Rong-fu (round column) mills
DoN. Nichols writes:
Have you *tried* the experiment, or are you working purely from
your own understanding of the underlying optics laws?
Both. As an optical engineer, I approach this problem all the time in
many different forms.
Photons travel in straight lines. The childish gee-whiz notion about a
laser is that its photons are also traveling in *parallel* from a nearly
point source, because that is the casual impression when you wave the
spot from a pointer around. The beam divergence is less than the
angular resolution of your eye, so the beam *looks* perfect. That is
the essence of the mistake that a laser is some magic mojo for this
goniometry.
While laser light looks well-collimated compared to ordinary sources,
and indeed looks indistinguishably like a perfect source to the naked
eye, in reality it is not collimated to the kind of angular precision
required for resolving 0.001" spindle travel on a radius of 12 inches on
a mill-drill, or 17 seconds of arc, which is to say 0.08 milliradians.

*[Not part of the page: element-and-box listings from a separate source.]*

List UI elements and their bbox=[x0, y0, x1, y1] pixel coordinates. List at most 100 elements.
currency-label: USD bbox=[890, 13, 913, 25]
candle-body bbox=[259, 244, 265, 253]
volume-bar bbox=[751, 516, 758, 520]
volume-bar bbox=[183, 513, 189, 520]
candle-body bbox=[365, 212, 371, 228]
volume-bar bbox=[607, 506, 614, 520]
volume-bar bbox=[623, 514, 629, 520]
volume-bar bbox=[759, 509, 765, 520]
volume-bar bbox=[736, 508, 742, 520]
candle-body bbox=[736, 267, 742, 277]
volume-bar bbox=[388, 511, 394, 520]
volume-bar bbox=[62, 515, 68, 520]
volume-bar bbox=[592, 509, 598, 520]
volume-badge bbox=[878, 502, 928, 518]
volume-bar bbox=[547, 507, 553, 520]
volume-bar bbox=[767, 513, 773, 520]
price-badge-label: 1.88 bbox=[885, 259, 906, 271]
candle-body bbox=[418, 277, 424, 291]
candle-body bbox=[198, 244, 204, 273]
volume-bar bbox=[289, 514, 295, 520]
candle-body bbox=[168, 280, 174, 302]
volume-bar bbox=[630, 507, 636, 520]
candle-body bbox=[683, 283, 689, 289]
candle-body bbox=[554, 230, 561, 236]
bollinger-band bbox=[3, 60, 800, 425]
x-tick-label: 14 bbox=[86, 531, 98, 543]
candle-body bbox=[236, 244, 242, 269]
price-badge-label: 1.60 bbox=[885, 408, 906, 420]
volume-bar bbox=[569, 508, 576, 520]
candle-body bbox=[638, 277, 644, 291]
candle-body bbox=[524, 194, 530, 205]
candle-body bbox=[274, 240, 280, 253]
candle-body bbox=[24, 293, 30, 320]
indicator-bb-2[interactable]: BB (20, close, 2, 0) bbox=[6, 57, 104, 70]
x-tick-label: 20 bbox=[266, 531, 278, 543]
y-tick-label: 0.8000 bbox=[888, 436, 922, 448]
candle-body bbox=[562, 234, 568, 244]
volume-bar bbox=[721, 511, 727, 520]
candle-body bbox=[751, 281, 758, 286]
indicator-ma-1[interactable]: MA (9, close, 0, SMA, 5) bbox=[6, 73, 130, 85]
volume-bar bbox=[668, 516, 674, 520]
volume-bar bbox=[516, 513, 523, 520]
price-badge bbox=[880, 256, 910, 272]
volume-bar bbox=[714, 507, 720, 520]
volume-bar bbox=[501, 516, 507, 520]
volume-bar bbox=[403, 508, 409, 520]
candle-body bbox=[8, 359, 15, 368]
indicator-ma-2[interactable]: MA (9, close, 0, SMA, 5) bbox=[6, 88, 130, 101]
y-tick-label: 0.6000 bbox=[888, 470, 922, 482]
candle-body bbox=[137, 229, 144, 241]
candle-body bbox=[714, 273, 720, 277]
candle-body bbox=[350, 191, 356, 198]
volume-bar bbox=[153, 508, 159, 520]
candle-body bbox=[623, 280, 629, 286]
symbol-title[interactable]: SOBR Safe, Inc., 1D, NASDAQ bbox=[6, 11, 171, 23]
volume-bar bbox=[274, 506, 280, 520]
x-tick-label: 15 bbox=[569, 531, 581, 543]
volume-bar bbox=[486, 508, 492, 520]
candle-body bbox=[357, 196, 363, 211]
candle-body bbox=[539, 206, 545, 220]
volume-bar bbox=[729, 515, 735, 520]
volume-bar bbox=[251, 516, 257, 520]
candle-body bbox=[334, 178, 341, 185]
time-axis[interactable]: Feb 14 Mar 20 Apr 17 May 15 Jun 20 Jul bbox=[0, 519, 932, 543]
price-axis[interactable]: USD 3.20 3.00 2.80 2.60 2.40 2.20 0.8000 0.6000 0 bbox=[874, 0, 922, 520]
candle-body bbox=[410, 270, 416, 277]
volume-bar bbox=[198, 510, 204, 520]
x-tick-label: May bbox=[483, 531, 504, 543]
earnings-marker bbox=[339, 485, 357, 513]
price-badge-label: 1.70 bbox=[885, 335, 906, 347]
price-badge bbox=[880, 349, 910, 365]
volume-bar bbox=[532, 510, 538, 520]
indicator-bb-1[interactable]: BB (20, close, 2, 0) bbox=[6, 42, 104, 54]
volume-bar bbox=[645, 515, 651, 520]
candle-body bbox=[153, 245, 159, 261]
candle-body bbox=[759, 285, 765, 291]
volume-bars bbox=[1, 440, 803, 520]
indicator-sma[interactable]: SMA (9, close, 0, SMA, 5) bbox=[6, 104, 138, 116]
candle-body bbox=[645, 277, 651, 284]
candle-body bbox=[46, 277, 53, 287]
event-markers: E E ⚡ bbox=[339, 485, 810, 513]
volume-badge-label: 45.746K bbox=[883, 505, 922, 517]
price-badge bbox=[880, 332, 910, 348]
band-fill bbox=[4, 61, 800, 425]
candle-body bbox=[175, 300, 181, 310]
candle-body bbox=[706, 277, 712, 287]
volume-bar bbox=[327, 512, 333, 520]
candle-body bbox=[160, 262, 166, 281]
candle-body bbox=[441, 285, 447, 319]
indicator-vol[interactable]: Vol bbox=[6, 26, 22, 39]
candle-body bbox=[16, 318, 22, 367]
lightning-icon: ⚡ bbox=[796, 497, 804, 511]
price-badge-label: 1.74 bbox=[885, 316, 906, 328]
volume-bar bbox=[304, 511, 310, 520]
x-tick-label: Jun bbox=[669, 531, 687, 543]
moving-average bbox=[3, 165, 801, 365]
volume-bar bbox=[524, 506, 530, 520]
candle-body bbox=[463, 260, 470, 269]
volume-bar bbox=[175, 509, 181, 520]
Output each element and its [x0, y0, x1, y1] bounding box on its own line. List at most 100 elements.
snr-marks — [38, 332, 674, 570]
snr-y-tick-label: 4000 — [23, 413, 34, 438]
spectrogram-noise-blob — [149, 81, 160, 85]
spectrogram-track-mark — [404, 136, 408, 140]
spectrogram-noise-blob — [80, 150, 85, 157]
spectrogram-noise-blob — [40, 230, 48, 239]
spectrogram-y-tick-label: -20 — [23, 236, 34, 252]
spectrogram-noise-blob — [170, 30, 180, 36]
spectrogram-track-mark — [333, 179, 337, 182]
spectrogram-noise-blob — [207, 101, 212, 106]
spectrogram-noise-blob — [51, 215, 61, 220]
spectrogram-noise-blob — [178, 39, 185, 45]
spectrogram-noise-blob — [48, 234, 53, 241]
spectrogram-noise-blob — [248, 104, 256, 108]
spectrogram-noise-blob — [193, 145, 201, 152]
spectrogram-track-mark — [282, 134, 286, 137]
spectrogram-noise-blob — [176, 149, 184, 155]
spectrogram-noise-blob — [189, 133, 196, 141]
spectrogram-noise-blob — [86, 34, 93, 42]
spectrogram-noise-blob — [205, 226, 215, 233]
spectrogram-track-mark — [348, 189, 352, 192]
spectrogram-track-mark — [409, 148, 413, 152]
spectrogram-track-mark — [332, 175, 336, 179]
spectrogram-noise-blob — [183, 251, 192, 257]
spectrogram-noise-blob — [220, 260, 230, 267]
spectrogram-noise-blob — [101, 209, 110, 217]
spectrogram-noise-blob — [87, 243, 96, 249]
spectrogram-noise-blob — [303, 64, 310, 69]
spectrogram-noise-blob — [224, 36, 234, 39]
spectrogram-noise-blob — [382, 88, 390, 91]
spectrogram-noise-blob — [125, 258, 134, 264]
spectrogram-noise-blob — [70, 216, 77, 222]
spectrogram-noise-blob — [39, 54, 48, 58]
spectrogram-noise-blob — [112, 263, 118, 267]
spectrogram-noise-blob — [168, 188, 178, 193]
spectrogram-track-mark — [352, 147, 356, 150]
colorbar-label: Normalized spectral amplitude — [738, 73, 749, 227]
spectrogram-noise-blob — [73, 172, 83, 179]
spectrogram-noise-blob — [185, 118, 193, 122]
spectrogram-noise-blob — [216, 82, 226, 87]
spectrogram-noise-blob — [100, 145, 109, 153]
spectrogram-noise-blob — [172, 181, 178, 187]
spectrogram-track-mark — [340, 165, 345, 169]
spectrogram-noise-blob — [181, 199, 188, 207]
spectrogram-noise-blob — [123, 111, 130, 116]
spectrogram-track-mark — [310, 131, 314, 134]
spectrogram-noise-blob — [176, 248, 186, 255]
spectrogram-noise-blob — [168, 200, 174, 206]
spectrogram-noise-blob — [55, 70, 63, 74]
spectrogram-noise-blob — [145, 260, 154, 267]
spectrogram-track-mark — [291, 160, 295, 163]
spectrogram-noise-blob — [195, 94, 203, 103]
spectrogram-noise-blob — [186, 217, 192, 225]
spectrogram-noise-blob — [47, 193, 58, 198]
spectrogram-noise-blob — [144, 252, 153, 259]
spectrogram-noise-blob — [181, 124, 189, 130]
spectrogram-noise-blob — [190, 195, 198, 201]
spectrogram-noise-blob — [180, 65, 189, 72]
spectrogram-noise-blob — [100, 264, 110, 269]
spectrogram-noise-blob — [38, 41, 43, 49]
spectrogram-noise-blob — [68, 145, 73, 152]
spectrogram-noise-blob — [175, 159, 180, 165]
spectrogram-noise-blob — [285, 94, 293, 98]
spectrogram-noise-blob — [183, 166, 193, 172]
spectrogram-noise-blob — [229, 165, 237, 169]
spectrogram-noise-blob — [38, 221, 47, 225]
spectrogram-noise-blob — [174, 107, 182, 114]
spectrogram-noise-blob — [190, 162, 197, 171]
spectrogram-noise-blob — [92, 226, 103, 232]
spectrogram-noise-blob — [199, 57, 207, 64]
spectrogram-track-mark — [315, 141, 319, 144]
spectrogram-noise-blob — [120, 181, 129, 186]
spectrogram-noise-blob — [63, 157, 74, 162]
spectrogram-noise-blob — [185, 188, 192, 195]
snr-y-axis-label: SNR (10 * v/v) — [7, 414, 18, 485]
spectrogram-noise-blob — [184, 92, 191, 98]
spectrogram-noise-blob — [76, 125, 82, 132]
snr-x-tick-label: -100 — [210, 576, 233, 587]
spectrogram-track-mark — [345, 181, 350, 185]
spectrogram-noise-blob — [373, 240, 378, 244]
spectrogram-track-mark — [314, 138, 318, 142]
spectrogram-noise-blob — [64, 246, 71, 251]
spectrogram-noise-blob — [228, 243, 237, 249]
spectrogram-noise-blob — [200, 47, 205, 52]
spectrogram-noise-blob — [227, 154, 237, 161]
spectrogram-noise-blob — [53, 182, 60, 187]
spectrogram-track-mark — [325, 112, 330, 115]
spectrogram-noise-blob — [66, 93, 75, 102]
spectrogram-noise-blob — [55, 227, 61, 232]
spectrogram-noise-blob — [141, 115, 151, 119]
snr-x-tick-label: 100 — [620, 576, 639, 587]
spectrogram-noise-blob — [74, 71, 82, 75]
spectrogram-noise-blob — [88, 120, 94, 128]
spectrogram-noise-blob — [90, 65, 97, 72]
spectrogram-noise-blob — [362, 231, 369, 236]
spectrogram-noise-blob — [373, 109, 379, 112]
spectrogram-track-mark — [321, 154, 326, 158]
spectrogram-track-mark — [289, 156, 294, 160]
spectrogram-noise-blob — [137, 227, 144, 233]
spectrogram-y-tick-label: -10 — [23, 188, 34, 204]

Compare this precision to a typical far-field beam divergence of about a
milliradian for the best laboratory lasers, and you see why this hasn't
a chance of working.
In fact, using a laser has nothing to do with this purported optical
alignment gimmick. One could just as well use a flashlight with a
pinhole, or just an alignment scope viewing ambient light. The laser is
just a red herring. Which is what makes this laser-solves-all attitude
even sillier.
And -- if the pinhole is mounted rigidly to the front of the
laser, you are selecting the same portion of the blob as the laser and
pinhole move as a unit.
Your pinhole notion is just wrong from the start. Study the basic laser
principles like beam divergence and diffraction limits. Stopping a beam
makes it diverge more, not less.
When you perfect your 0.08 mrad beam, please call me. We'll be rich.